Sin embargo, esta vez sintió un pico de intención asesina.
“¿Decían algo?” dijo Tsunade con un aura amenazante.
Ambos negaron de inmediato.
Jiraiya suspiró antes de comenzar a hablar.
“Bueno, a lo que vinimos” dijo Jiraiya más serio.
“Tsunade, sé que has escuchado los rumores sobre el ataque a Konoha, la aldea te quiere de quinta Hokage”.
Soltó la bomba de manera abrupta.
Naruto casi se atraganta con su comida mientras Shizune suspiraba de sorpresa.
Tsunade se puso en guardia enseguida con el ceño fruncido.
“Imposible, no quiero” dijo dejando su copa de sake en la mesa.
“Vuelve y diles a esas momias que se busquen a otro tonto”.
Jiraiya suspiró.
“Sabes que eres la única con la capacidad de tomar el mando, tienes tanto la fuerza como los antecedentes para ello, además de que actualmente la aldea está débil, te necesita” dijo con firmeza.
“¿La aldea, eh?, ¿pero por qué me importaría ese lugar?, solo es un foso de podredumbre e hipocresía, solo un tonto querría tomar ese puesto”.
Naruto no dijo nada.
A este punto también sabía cuán corrupto se había vuelto el gobierno de Konoha, además de que tampoco quería ser Hokage.
Aun así, algo en el tono de Tsunade no le gustó.
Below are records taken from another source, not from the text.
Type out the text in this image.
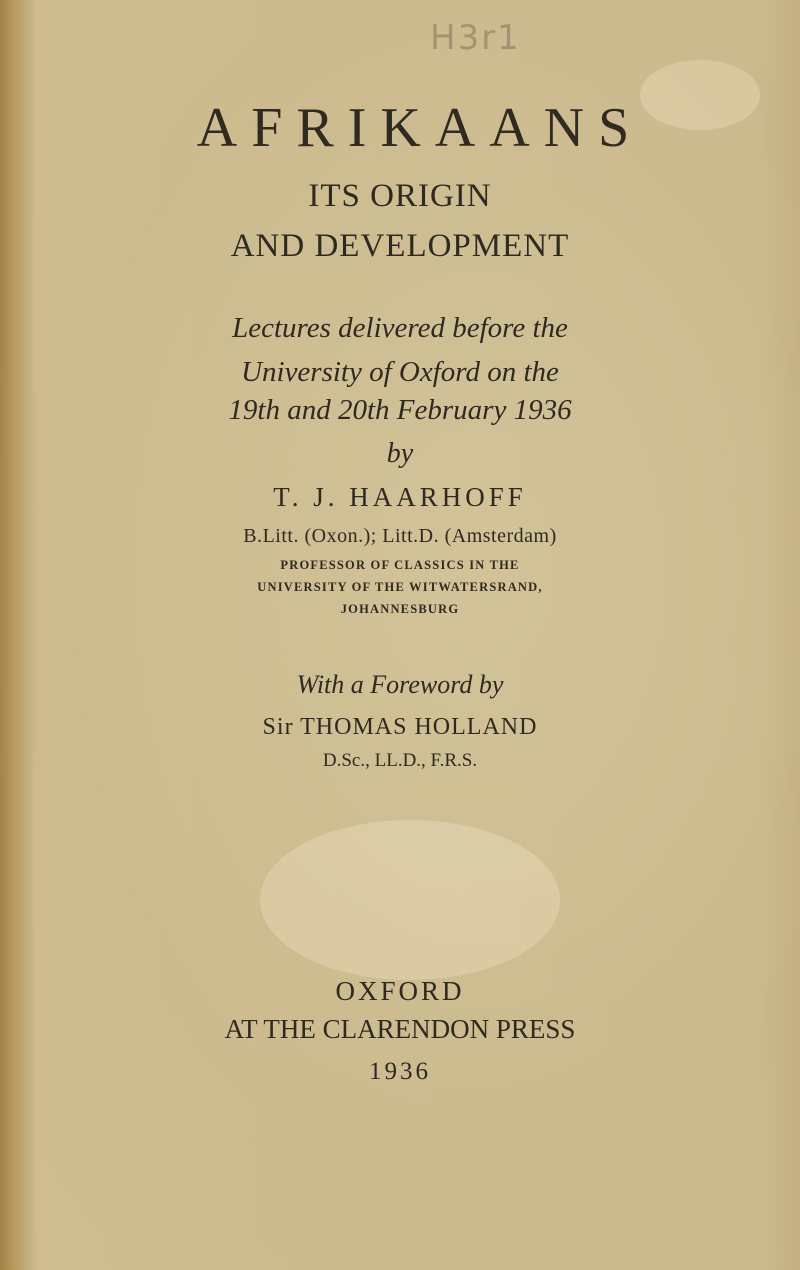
H3r1
AFRIKAANS
ITS ORIGIN
AND DEVELOPMENT
Lectures delivered before the
University of Oxford on the
19th and 20th February 1936
by
T. J. HAARHOFF
B.Litt. (Oxon.); Litt.D. (Amsterdam)
PROFESSOR OF CLASSICS IN THE
UNIVERSITY OF THE WITWATERSRAND,
JOHANNESBURG
With a Foreword by
Sir THOMAS HOLLAND
D.Sc., LL.D., F.R.S.
OXFORD
AT THE CLARENDON PRESS
1936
“¿No sientes al menos una pizca de responsabilidad por el legado de tus antepasados?” Jiraiya alzó la voz comenzando a enojarse, al igual que Tsunade.
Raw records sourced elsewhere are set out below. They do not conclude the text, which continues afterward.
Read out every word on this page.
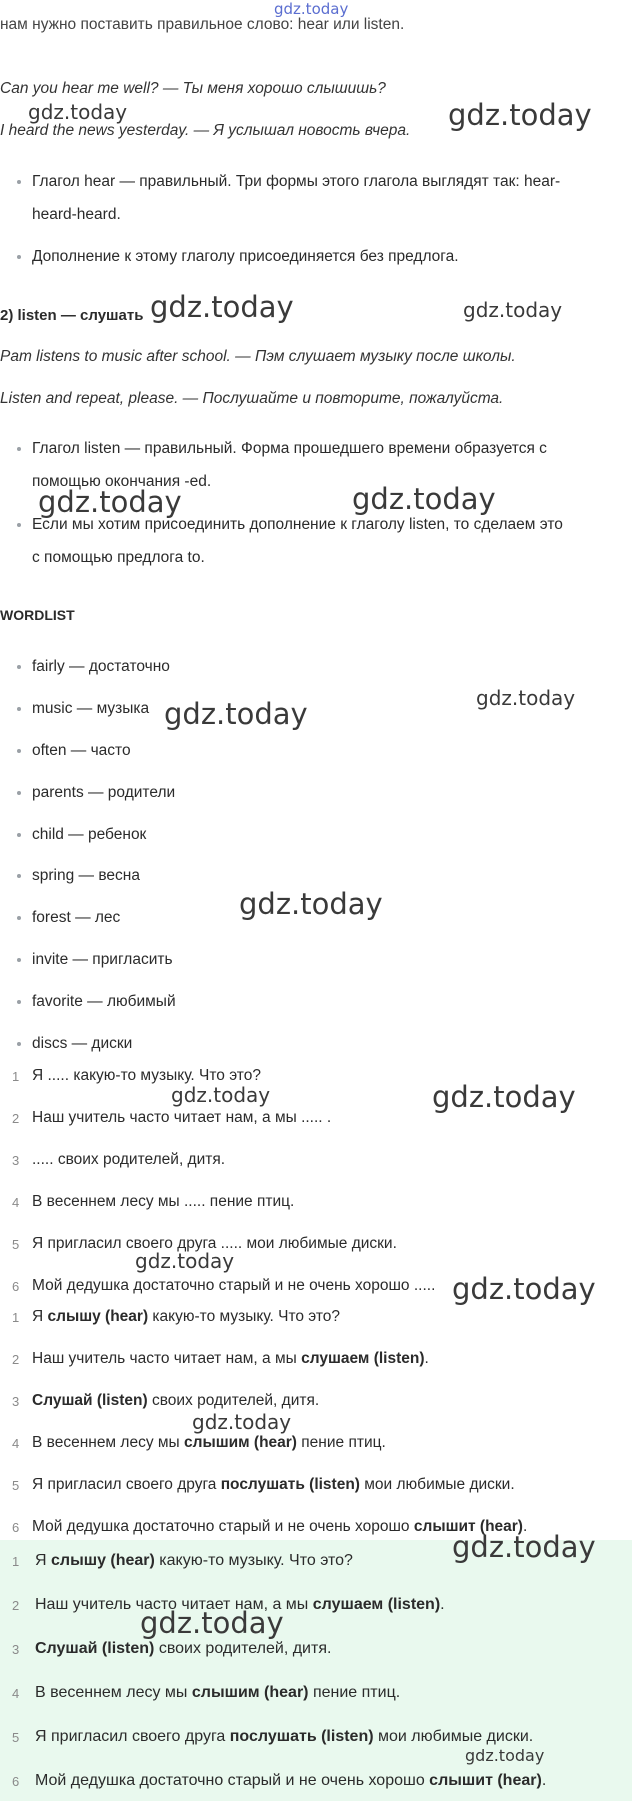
gdz.today
нам нужно поставить правильное слово: hear или listen.
Can you hear me well? — Ты меня хорошо слышишь?
I heard the news yesterday. — Я услышал новость вчера.
Глагол hear — правильный. Три формы этого глагола выглядят так: hear-
heard-heard.
Дополнение к этому глаголу присоединяется без предлога.
2) listen — слушать
Pam listens to music after school. — Пэм слушает музыку после школы.
Listen and repeat, please. — Послушайте и повторите, пожалуйста.
Глагол listen — правильный. Форма прошедшего времени образуется с
помощью окончания -ed.
Если мы хотим присоединить дополнение к глаголу listen, то сделаем это
с помощью предлога to.
WORDLIST
fairly — достаточно
music — музыка
often — часто
parents — родители
child — ребенок
spring — весна
forest — лес
invite — пригласить
favorite — любимый
discs — диски
1 Я ..... какую-то музыку. Что это?
2 Наш учитель часто читает нам, а мы ..... .
3 ..... своих родителей, дитя.
4 В весеннем лесу мы ..... пение птиц.
5 Я пригласил своего друга ..... мои любимые диски.
6 Мой дедушка достаточно старый и не очень хорошо .....
1 Я слышу (hear) какую-то музыку. Что это?
2 Наш учитель часто читает нам, а мы слушаем (listen).
3 Слушай (listen) своих родителей, дитя.
4 В весеннем лесу мы слышим (hear) пение птиц.
5 Я пригласил своего друга послушать (listen) мои любимые диски.
6 Мой дедушка достаточно старый и не очень хорошо слышит (hear).
1 Я слышу (hear) какую-то музыку. Что это?
2 Наш учитель часто читает нам, а мы слушаем (listen).
3 Слушай (listen) своих родителей, дитя.
4 В весеннем лесу мы слышим (hear) пение птиц.
5 Я пригласил своего друга послушать (listen) мои любимые диски.
6 Мой дедушка достаточно старый и не очень хорошо слышит (hear).
gdz.today	gdz.today
gdz.today	gdz.today
gdz.today	gdz.today
gdz.today
gdz.today
gdz.today
gdz.today	gdz.today
gdz.today
gdz.today
gdz.today
gdz.today
gdz.today
gdz.today
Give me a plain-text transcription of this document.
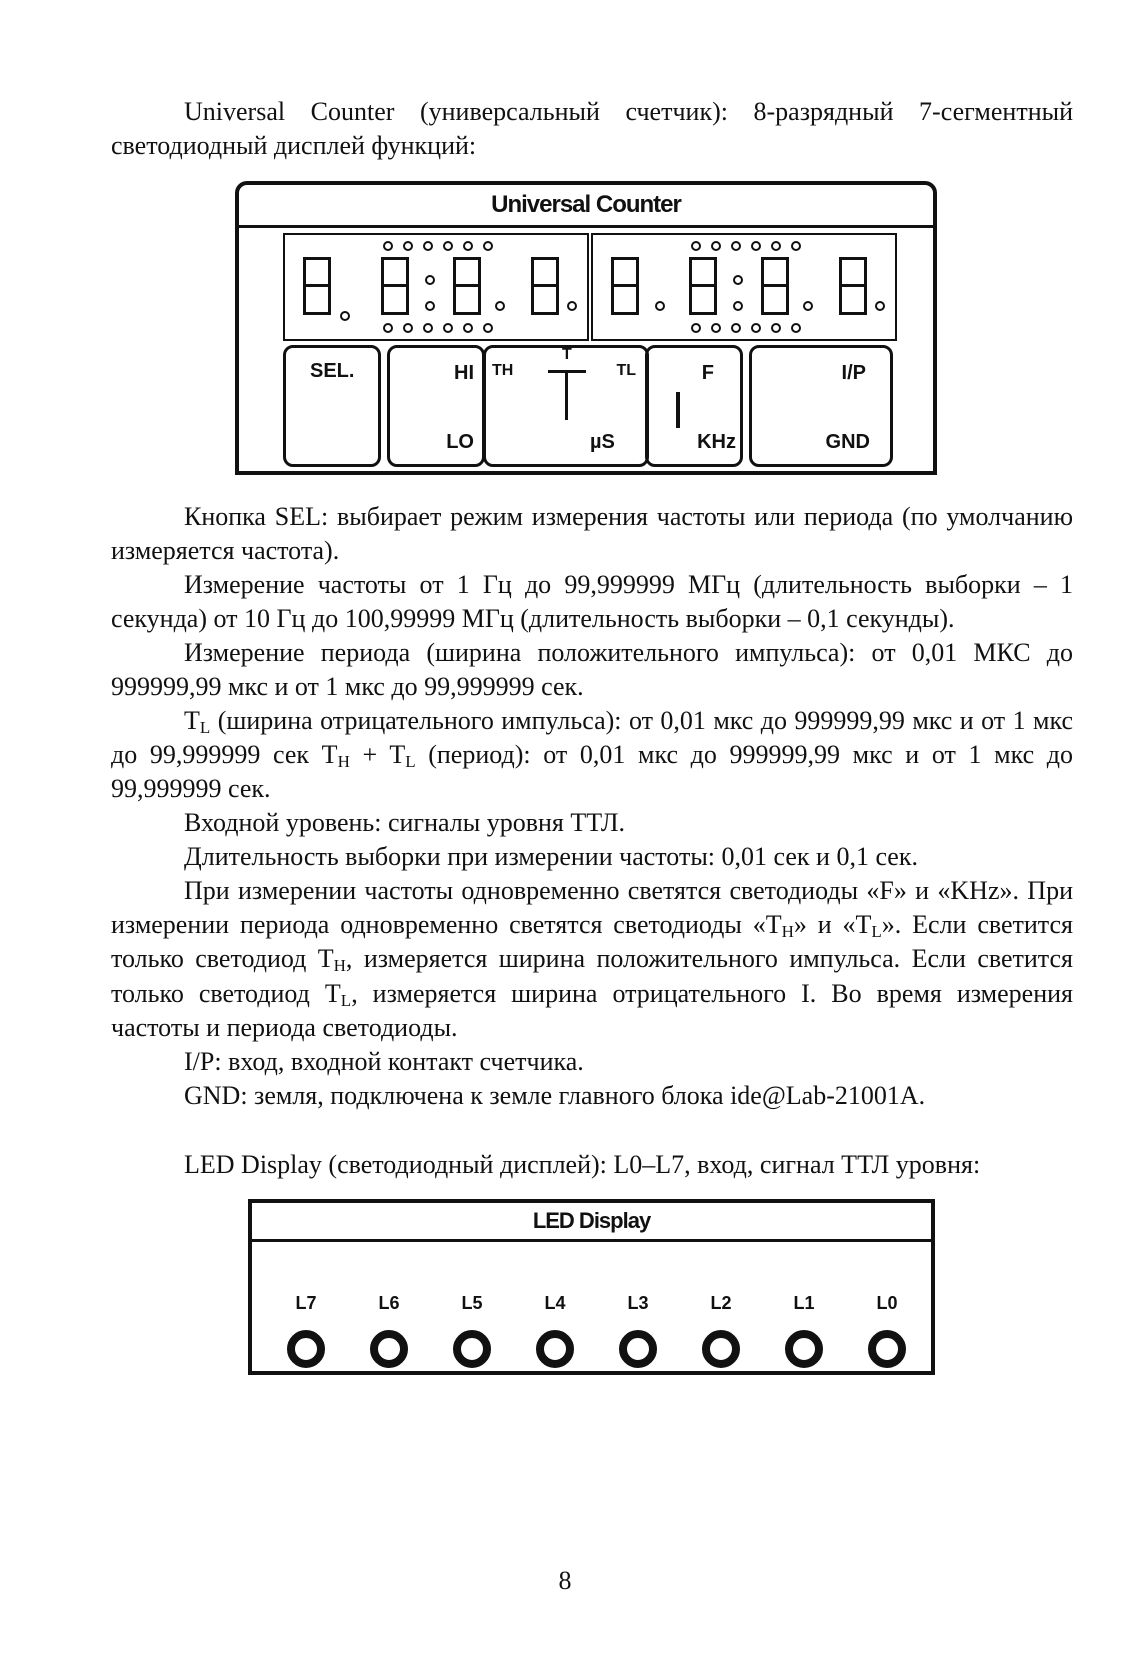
Universal Counter (универсальный счетчик): 8-разрядный 7-сегментный светодиодный дисплей функций:

Universal Counter
SEL.	HI
LO
TH
T
TL
µS
F
KHz
I/P
GND

Кнопка SEL: выбирает режим измерения частоты или периода (по умолчанию измеряется частота).

Измерение частоты от 1 Гц до 99,999999 МГц (длительность выборки – 1 секунда) от 10 Гц до 100,99999 МГц (длительность выборки – 0,1 секунды).

Измерение периода (ширина положительного импульса): от 0,01 МКС до 999999,99 мкс и от 1 мкс до 99,999999 сек.

$T_L$ (ширина отрицательного импульса): от 0,01 мкс до 999999,99 мкс и от 1 мкс до 99,999999 сек $T_H + T_L$ (период): от 0,01 мкс до 999999,99 мкс и от 1 мкс до 99,999999 сек.

Входной уровень: сигналы уровня ТТЛ.

Длительность выборки при измерении частоты: 0,01 сек и 0,1 сек.

При измерении частоты одновременно светятся светодиоды «F» и «KHz». При измерении периода одновременно светятся светодиоды «$T_H$» и «$T_L$». Если светится только светодиод $T_H$, измеряется ширина положительного импульса. Если светится только светодиод $T_L$, измеряется ширина отрицательного I. Во время измерения частоты и периода светодиоды.

I/P: вход, входной контакт счетчика.

GND: земля, подключена к земле главного блока ide@Lab-21001A.

LED Display (светодиодный дисплей): L0–L7, вход, сигнал ТТЛ уровня:

LED Display
L7	L6	L5	L4	L3	L2	L1	L0
8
“Konoha fue el trabajo de tu abuelo y tu tío, ¿piensas dejarlo así?, ni siquiera apareciste en el funeral de tu maestro”.
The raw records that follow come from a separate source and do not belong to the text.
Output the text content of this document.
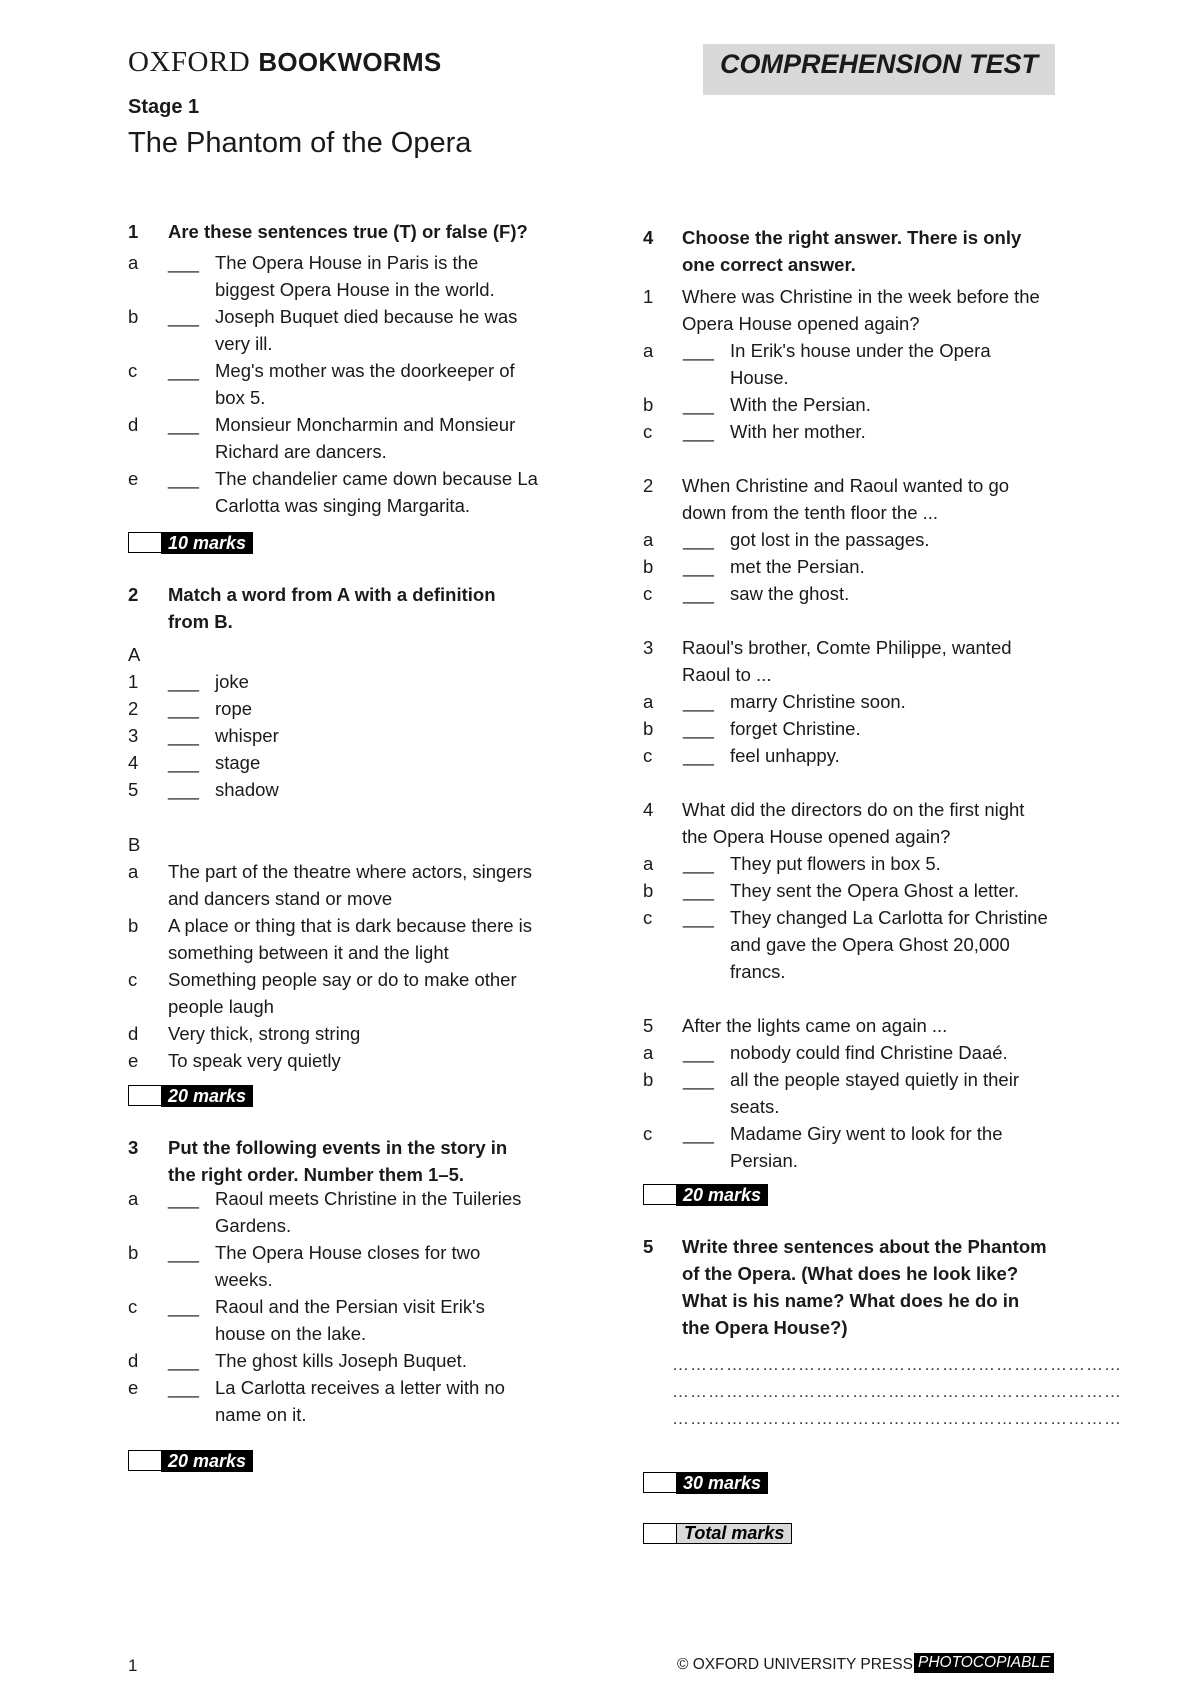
OXFORD BOOKWORMS	COMPREHENSION TEST
Stage 1
The Phantom of the Opera
1 Are these sentences true (T) or false (F)?
a ___ The Opera House in Paris is the
biggest Opera House in the world.
b ___ Joseph Buquet died because he was
very ill.
c ___ Meg's mother was the doorkeeper of
box 5.
d ___ Monsieur Moncharmin and Monsieur
Richard are dancers.
e ___ The chandelier came down because La
Carlotta was singing Margarita.
10 marks
2 Match a word from A with a definition
from B.
A
1 ___ joke
2 ___ rope
3 ___ whisper
4 ___ stage
5 ___ shadow
B
a The part of the theatre where actors, singers
and dancers stand or move
b A place or thing that is dark because there is
something between it and the light
c Something people say or do to make other
people laugh
d Very thick, strong string
e To speak very quietly
20 marks
3 Put the following events in the story in
the right order. Number them 1–5.
a ___ Raoul meets Christine in the Tuileries
Gardens.
b ___ The Opera House closes for two
weeks.
c ___ Raoul and the Persian visit Erik's
house on the lake.
d ___ The ghost kills Joseph Buquet.
e ___ La Carlotta receives a letter with no
name on it.
20 marks
4 Choose the right answer. There is only
one correct answer.
1 Where was Christine in the week before the
Opera House opened again?
a ___ In Erik's house under the Opera
House.
b ___ With the Persian.
c ___ With her mother.
2 When Christine and Raoul wanted to go
down from the tenth floor the ...
a ___ got lost in the passages.
b ___ met the Persian.
c ___ saw the ghost.
3 Raoul's brother, Comte Philippe, wanted
Raoul to ...
a ___ marry Christine soon.
b ___ forget Christine.
c ___ feel unhappy.
4 What did the directors do on the first night
the Opera House opened again?
a ___ They put flowers in box 5.
b ___ They sent the Opera Ghost a letter.
c ___ They changed La Carlotta for Christine
and gave the Opera Ghost 20,000
francs.
5 After the lights came on again ...
a ___ nobody could find Christine Daaé.
b ___ all the people stayed quietly in their
seats.
c ___ Madame Giry went to look for the
Persian.
20 marks
5 Write three sentences about the Phantom
of the Opera. (What does he look like?
What is his name? What does he do in
the Opera House?)
…………………………………………………………………
…………………………………………………………………
…………………………………………………………………
30 marks
Total marks
1	© OXFORD UNIVERSITY PRESS PHOTOCOPIABLE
“No me sermonees, Jiraiya, entiendo mejor que nadie a Konoha y sus secretos, además mira cómo terminaron al final” dijo despectivamente.
“Todos ellos murieron como basura, uno más inútil que el anterior”.
Los humos estaban a flor de piel.
“¿Hablas en serio?” dijo Jiraiya.
“Tsunade, ¿has caído tan bajo como para despreciar a tu familia?, sabes bien que era el sueño de Nawaki y Dan”.
El puño de Tsunade se estrelló destruyendo la mesa.
“No te atrevas, Jiraiya” dijo Tsunade furiosa.
“Hokage, Hokage, todos están tan embelesados por ese título inútil, pero al final solo es algo vacío.
¿Qué tiene de bueno un Hokage?, solo eran inútiles que jugaron a ser héroes invencibles”.
Tsunade explotó.
Jiraiya se dio cuenta de que no debió abrir la herida de Tsunade, pero ya era tarde.
“Solo mira cómo terminaron, Hiruzen fue un idiota al continuar con eso a su edad, ¿y para qué?, solo arruinó la aldea hasta lo que ves hoy, solo fue un idiota pedazo de—” Una fuerte ola de Nen detuvo a Tsunade y llamó la atención de los sannin.
“Será mejor que te calles, anciana” dijo Naruto furioso.
Puede que Hiruzen no hubiera sido un buen Hokage, pero aun así no merecía que lo insultaran así, incluso después de que murió.
El dolor de su pérdida aún estaba fresco en la mente de Naruto.
“¿Cómo me llamaste, mocoso?” dijo Tsunade soltando su propia intención asesina.
“Una anciana borracha y acabada como tú no tiene derecho a criticar a los demás” dijo Naruto furioso.
“¡Naruto, cállate!” dijo Jiraiya, aunque entendía su ira, no podía dejar que esto siguiera o se saldría de control.
“No, tú cállate.
Mírala, una basura llamando basura a los demás.
Al menos ellos perdieron su vida salvando a alguien más, ¿y tú qué?, solo una basura que se ahoga en su propia mierda porque tiene miedo de seguir adelante” dijo Naruto cada vez más enojado.
Sus rasgos empezaron a volverse más feroces.
“Tú, tú…” dijo Tsunade ya no pudiendo articular palabras de la ira.
“Y pensar que grandes personas se relacionaron con alguien como tú” dijo Naruto dejándose llevar por la ira.
“Realmente deben estar revolviéndose en sus tumbas, sintiéndose como basura”.
Tsunade lo perdió.
Un puño salió directo mandando a volar a Naruto a través de la pared.
“Maldito mocoso, sí que tienes una boca grande, te la cerraré para siempre” dijo la sannin de las babosas.
“Dame lo mejor que tienes, anciana” dijo Naruto activando al máximo sus habilidades.
Su Nen y su chakra resonaron con fuerza a la vez que su energía demoníaca las impregnaba, dándole una sensación más siniestra.
Ambos desaparecieron en un shunshin, solo para que Naruto esquivara el golpe a último momento y conectara el suyo propio.
La fuerza de su nuevo cuerpo, siendo potenciado por su chakra y su Nen, mandó a volar a Tsunade.